Он знал, что она имела в виду.
На двери их номера появилась табличка с надписью: «ПРОСЬБА НЕ БЕСПОКОИТЬ».
Билли заглянула в крохотный магазинчик рядом с регистратурой в то время, как Эдем с коричневой сумкой через плечо спрашивал у консьержки план города и окружающей местности.
— Ах, вам нужен Falkplan, — сказала консьержка, снимая с полки карту местности с приколотым к ней ценником в пять дойчмарок. — Приписать это к вашему счету за комнату, господин?
— Пожалуйста, — ответил Эдем, одной рукой принимая карту, а другой показывая номер своей комнаты на брелоке с ключом. Пока консьержка заполняла на компьютере счет, Эдем развернул ярко раскрашенную карту на стойке.
— Что вы ищете? — спросила консьержка.
— Мы хотели бы, находясь в Дрездене, посетить некоторые достопримечательности.
— Основные объекты туризма расположены за рекой. Цвингер и Кафедральный собор.

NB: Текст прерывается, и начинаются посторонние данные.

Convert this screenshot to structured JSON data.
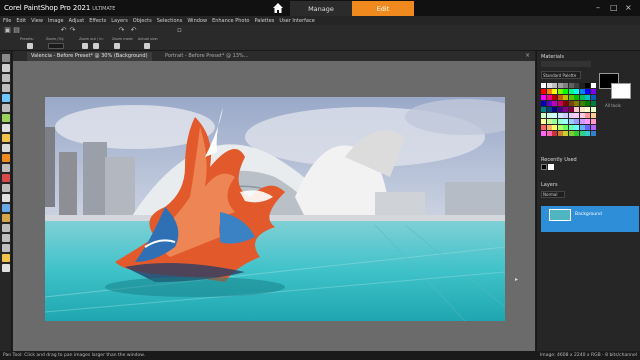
{
  "app": {
    "brand": "Corel PaintShop Pro 2021",
    "edition": "ULTIMATE",
    "tabs": {
      "manage": "Manage",
      "edit": "Edit"
    },
    "accent": "#f08a1e"
  },
  "menu": [
    "File",
    "Edit",
    "View",
    "Image",
    "Adjust",
    "Effects",
    "Layers",
    "Objects",
    "Selections",
    "Window",
    "Enhance Photo",
    "Palettes",
    "User Interface"
  ],
  "tool_options": {
    "labels": [
      "Presets:",
      "Zoom (%):",
      "Zoom out / in:",
      "Zoom more:",
      "Actual size:"
    ]
  },
  "document": {
    "tabs": [
      {
        "label": "Valencia - Before Preset* @ 30% (Background)"
      },
      {
        "label": "Portrait - Before Preset* @ 13%..."
      }
    ]
  },
  "materials": {
    "title": "Materials",
    "palette_select": "Standard Palette",
    "all_tools_label": "All tools",
    "recently_used": "Recently Used"
  },
  "layers": {
    "title": "Layers",
    "blend_mode": "Normal",
    "layer_name": "Background"
  },
  "status": {
    "left": "Pan Tool: Click and drag to pan images larger than the window.",
    "right": "Image: 4608 x 2240 x RGB - 8 bits/channel"
  },
  "icons": {
    "home": "home-icon",
    "minimize": "minimize-icon",
    "maximize": "maximize-icon",
    "close": "close-icon"
  }
}
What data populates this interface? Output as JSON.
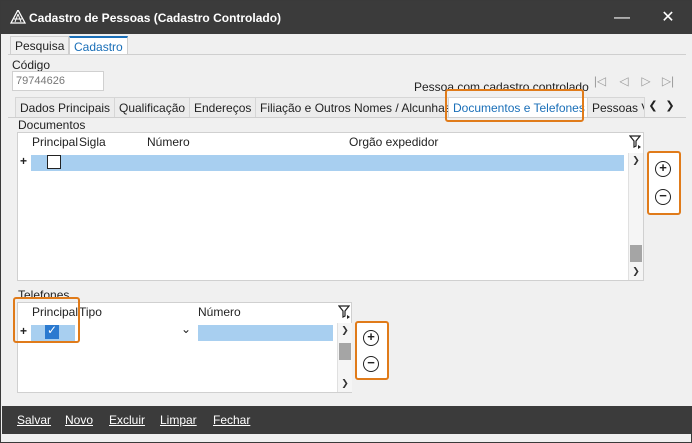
{
  "window": {
    "title": "Cadastro de Pessoas (Cadastro Controlado)",
    "minimize_icon": "minimize-icon",
    "close_icon": "close-icon"
  },
  "top_tabs": [
    "Pesquisa",
    "Cadastro"
  ],
  "codigo": {
    "label": "Código",
    "value": "79744626"
  },
  "status_text": "Pessoa com cadastro controlado",
  "sub_tabs": [
    "Dados Principais",
    "Qualificação",
    "Endereços",
    "Filiação e Outros Nomes / Alcunhas",
    "Documentos e Telefones",
    "Pessoas Vi"
  ],
  "documentos": {
    "label": "Documentos",
    "columns": [
      "Principal",
      "Sigla",
      "Número",
      "Orgão expedidor"
    ],
    "new_row_marker": "+",
    "principal_checked": false
  },
  "telefones": {
    "label": "Telefones",
    "columns": [
      "Principal",
      "Tipo",
      "Número"
    ],
    "new_row_marker": "+",
    "principal_checked": true
  },
  "bottom_actions": [
    "Salvar",
    "Novo",
    "Excluir",
    "Limpar",
    "Fechar"
  ],
  "colors": {
    "accent": "#1a6fb8",
    "highlight": "#e07b1a",
    "titlebar": "#3b3b3b",
    "selection": "#a8cff0"
  }
}
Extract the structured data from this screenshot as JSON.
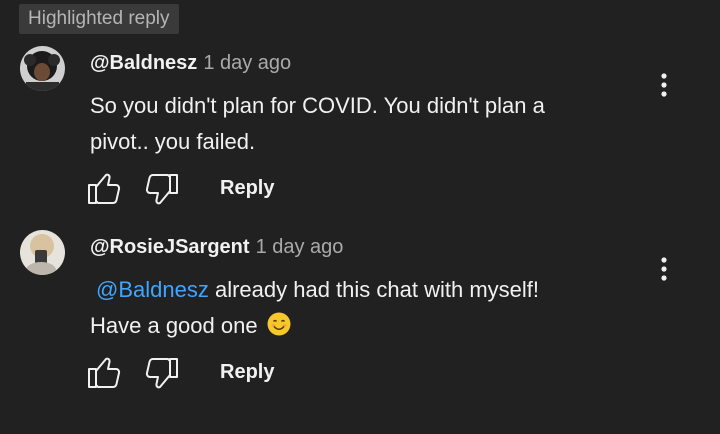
{
  "badge": "Highlighted reply",
  "comments": [
    {
      "author": "@Baldnesz",
      "time": "1 day ago",
      "lines": [
        "So you didn't plan for COVID.  You didn't plan a",
        "pivot.. you failed."
      ],
      "reply_label": "Reply"
    },
    {
      "author": "@RosieJSargent",
      "time": "1 day ago",
      "mention": "@Baldnesz",
      "line1_rest": " already had this chat with myself!",
      "line2": "Have a good one",
      "reply_label": "Reply"
    }
  ],
  "icons": {
    "like": "thumbs-up-icon",
    "dislike": "thumbs-down-icon",
    "menu": "more-vertical-icon",
    "emoji": "smiling-face-emoji"
  },
  "colors": {
    "background": "#212121",
    "mention": "#3ea6ff",
    "secondary_text": "#aaaaaa"
  }
}
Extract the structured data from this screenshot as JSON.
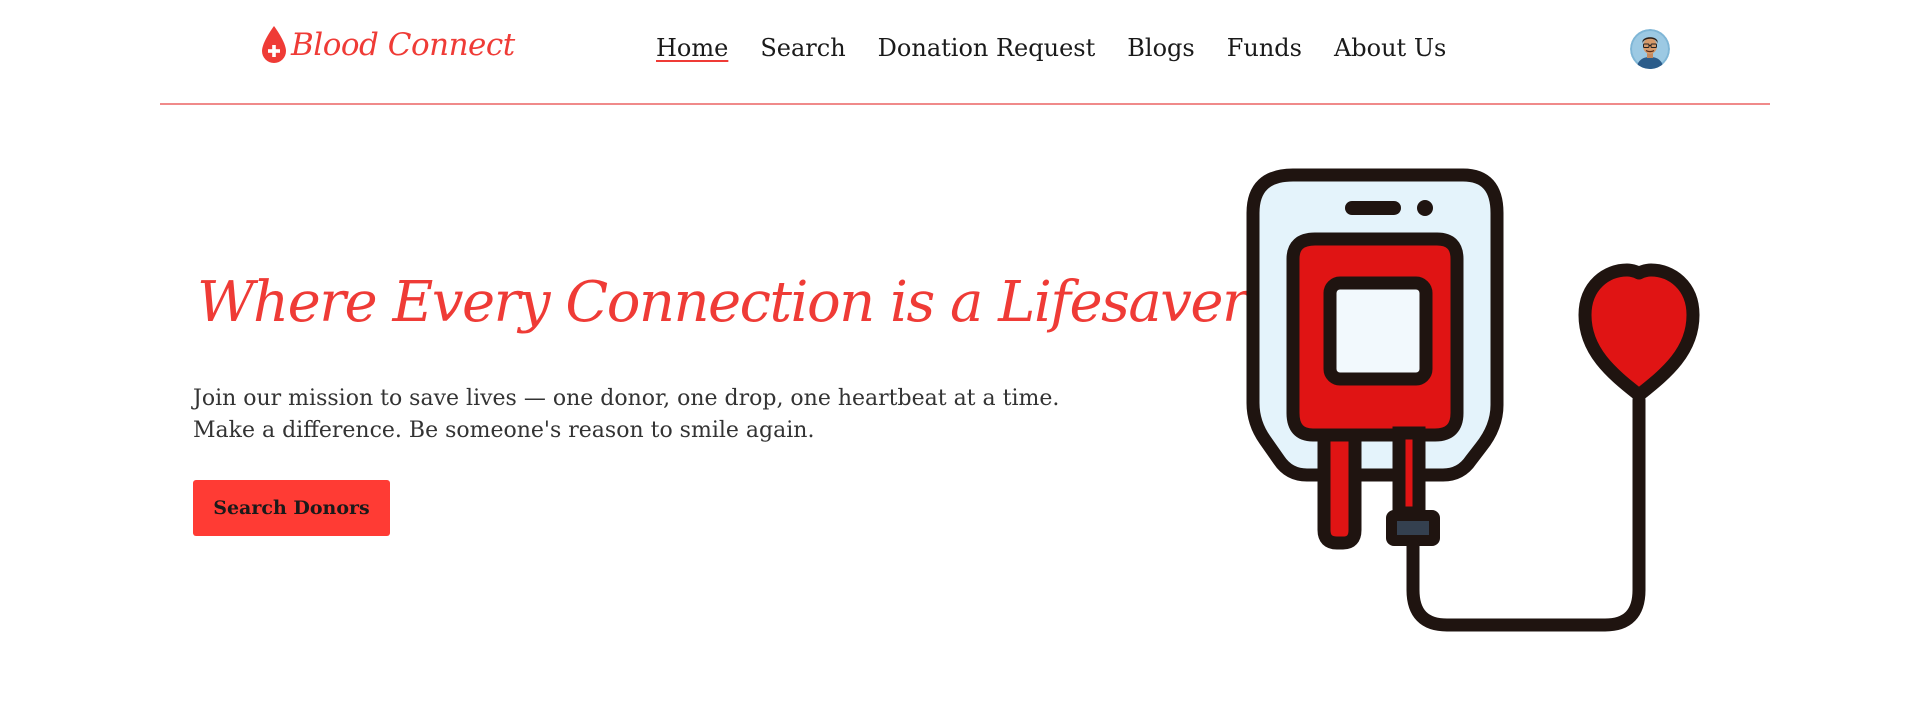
{
  "brand": {
    "name": "Blood Connect",
    "color": "#ef3b36"
  },
  "nav": {
    "items": [
      {
        "label": "Home",
        "active": true
      },
      {
        "label": "Search",
        "active": false
      },
      {
        "label": "Donation Request",
        "active": false
      },
      {
        "label": "Blogs",
        "active": false
      },
      {
        "label": "Funds",
        "active": false
      },
      {
        "label": "About Us",
        "active": false
      }
    ]
  },
  "user": {
    "avatar_icon": "user-avatar"
  },
  "hero": {
    "title": "Where Every Connection is a Lifesaver !",
    "line1": "Join our mission to save lives — one donor, one drop, one heartbeat at a time.",
    "line2": "Make a difference. Be someone's reason to smile again.",
    "cta_label": "Search Donors",
    "illustration_icon": "blood-bag-heart-icon"
  },
  "colors": {
    "accent": "#ef3b36",
    "button": "#ff3b34",
    "divider": "#f08a8a",
    "blood": "#e01414",
    "outline": "#1f1410",
    "bag_fill": "#e4f3fb"
  }
}
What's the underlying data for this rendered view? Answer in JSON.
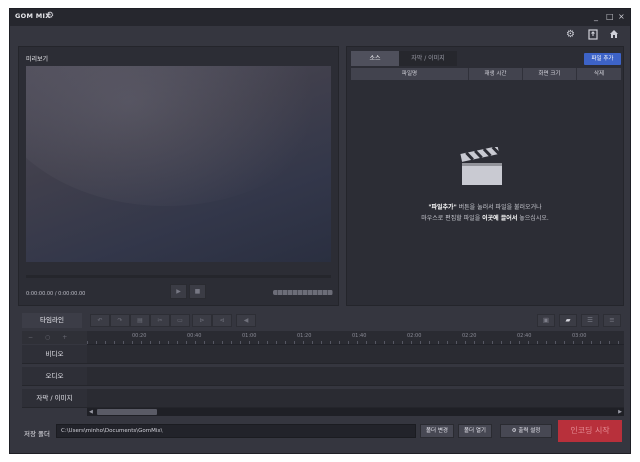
{
  "app": {
    "title": "GOM MIX"
  },
  "window": {
    "minimize": "_",
    "maximize": "□",
    "close": "×"
  },
  "toolbar_icons": [
    "gear-icon",
    "export-icon",
    "home-icon"
  ],
  "preview": {
    "title": "미리보기",
    "timecode": "0:00:00.00 / 0:00:00.00"
  },
  "source_panel": {
    "tabs": [
      "소스",
      "자막 / 이미지"
    ],
    "add_file_label": "파일 추가",
    "columns": [
      "파일명",
      "재생 시간",
      "화면 크기",
      "삭제"
    ],
    "empty_line1_bold": "\"파일추가\"",
    "empty_line1_rest": " 버튼을 눌러서 파일을 불러오거나",
    "empty_line2_pre": "마우스로 편집할 파일을 ",
    "empty_line2_bold": "이곳에 끌어서",
    "empty_line2_post": " 놓으십시오."
  },
  "timeline": {
    "tab_label": "타임라인",
    "ticks": [
      "00:20",
      "00:40",
      "01:00",
      "01:20",
      "01:40",
      "02:00",
      "02:20",
      "02:40",
      "03:00"
    ],
    "tracks": [
      "비디오",
      "오디오",
      "자막 / 이미지"
    ]
  },
  "footer": {
    "save_label": "저장 폴더",
    "save_path": "C:\\Users\\minho\\Documents\\GomMix\\",
    "change_folder": "폴더 변경",
    "open_folder": "폴더 열기",
    "output_settings": "출력 설정",
    "start_encoding": "인코딩 시작"
  },
  "colors": {
    "accent": "#3d63c7",
    "encode": "#b8303b",
    "panel": "#2c2d35",
    "background": "#35363f"
  }
}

— Я видел это из своего окна. Мы пойдем туда завтра.
— Очень хорошо.
— В прошлом году здесь был мой друг. Он говорил что-то о Heide. Есть такое место?
— Дрезденский Heide. Да, конечно.
— Где это?
— На севере. Но там ничего хорошего нет.
— Покажите, пожалуйста, — сказал Эдем, продвигая Falkplan вперед. — Я хотел посмотреть это.
Консьержка пожала плечами, проглядела карту и указала на большое открытое место к северу от городских кварталов.
— Вот оно.
— Это парк? — в замешательстве спросил Эдем.
— Ja. Но там же размещался русский лагерь.
— Русский… Их военная база?
— Их лагерь. Для солдат.
— Вся территория?
— Большая часть.
— Спасибо.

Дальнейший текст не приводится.